VideoHelp Forum




+ Reply to Thread
Results 1 to 4 of 4
  1. Member
    Join Date
    Nov 2005
    Location
    United States
    Search Comp PM
    If I browse through my harddrive to a folder that has an avi file in it, I'm fine.
    But when I move the mouse over an avi file, the explorer window locks up.
    Because it only locks up when I rollover the file, I'm guessing the problem lies with whatever information it is trying to display in the roll-over-popup-fileinfo-window.

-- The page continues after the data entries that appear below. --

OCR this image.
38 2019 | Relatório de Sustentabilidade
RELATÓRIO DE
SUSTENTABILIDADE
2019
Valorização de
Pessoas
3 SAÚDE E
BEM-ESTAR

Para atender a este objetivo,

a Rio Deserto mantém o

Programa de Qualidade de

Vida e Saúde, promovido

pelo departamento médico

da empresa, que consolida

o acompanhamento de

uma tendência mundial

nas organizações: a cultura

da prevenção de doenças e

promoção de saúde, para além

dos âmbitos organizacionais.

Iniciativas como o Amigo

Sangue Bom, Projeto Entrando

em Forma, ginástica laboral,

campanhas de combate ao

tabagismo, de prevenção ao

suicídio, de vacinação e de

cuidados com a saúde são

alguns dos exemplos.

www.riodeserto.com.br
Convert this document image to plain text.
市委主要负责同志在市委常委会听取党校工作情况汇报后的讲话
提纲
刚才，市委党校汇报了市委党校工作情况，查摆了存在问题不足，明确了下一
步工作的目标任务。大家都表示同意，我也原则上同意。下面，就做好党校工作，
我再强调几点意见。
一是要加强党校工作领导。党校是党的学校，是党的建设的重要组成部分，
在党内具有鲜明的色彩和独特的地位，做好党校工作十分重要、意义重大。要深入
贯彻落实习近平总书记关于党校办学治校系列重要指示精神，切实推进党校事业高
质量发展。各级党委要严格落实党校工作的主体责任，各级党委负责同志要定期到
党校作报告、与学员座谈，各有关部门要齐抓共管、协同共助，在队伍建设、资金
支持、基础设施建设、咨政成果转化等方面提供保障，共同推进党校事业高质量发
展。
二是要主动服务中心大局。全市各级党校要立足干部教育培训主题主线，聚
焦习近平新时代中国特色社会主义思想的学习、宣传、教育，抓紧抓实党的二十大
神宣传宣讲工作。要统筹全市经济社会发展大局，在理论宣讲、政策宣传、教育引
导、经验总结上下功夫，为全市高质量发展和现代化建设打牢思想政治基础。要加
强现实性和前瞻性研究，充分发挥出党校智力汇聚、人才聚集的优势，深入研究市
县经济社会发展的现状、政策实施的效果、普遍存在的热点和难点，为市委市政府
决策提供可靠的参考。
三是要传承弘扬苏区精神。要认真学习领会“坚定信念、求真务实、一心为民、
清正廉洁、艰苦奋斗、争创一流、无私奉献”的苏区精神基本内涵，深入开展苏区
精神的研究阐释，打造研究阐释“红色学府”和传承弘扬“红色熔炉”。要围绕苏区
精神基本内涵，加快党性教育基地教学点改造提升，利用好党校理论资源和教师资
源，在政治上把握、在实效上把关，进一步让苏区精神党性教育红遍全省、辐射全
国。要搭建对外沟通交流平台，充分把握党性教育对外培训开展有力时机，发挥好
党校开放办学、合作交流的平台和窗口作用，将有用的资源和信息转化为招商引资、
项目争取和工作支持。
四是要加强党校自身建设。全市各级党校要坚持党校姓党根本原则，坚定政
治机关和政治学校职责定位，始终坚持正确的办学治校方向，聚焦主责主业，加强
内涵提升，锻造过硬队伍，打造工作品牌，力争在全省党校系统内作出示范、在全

    Has anyone else experienced this kind of problem?
    Any ideas how to fix?


    Thanks


    Its worth noting over the past few days I've installed alot of software and codecs mentioned on this site and doom9. Gknot, several codec packs, etc.
    Quote Quote  
  2. Mod Neophyte redwudz's Avatar
    Join Date
    Sep 2002
    Location
    USA
    Search Comp PM
    I'd start by removing all those codec packs and hope you haven't done any major damage to the OS by installing them. One codec pack is one too many.

    You're right about Explorer, it's trying to ID the file and gather information. It will lock up when it can't do this. It happens commonly on corrupt video files. In that case, if you can't fix the file, delete it. You might even find that is difficult.

    If all this started after the codec packs installation, there's your answer.
    Quote Quote  
  3. Member
    Join Date
    Nov 2005
    Location
    United States
    Search Comp PM
    I uninstalled everything codec related and that fixed the problem.
    Reinstalled ffdshow so the media is still viewable.

    I'm not sure what prompted me over the weekend to install so many different codecs. Its all kindof a blur, the last 72hrs have kinda been a marathon-crunchtime-editing session, lol.

    cheers
    Quote Quote  
  4. Mod Neophyte redwudz's Avatar
    Join Date
    Sep 2002
    Location
    USA
    Search Comp PM
    At least it was easy to fix. The problem with codec packs is they put in codecs you need and codecs you don't want. Sometimes their codecs are old versions, also. You may be alright just installing one or two from the pack, just not the whole thing. And they can cause all kinds of conflicts, some serious enough that a reinstall of Windows is the easiest cure.

    The method I use is to drop the unknown video into Gspot or AVIcodec to see what it needs to play. Then install only that codec. ffdshow is a codec pack also, but it works well for most Divx/Xvids and rarely causes conflicts.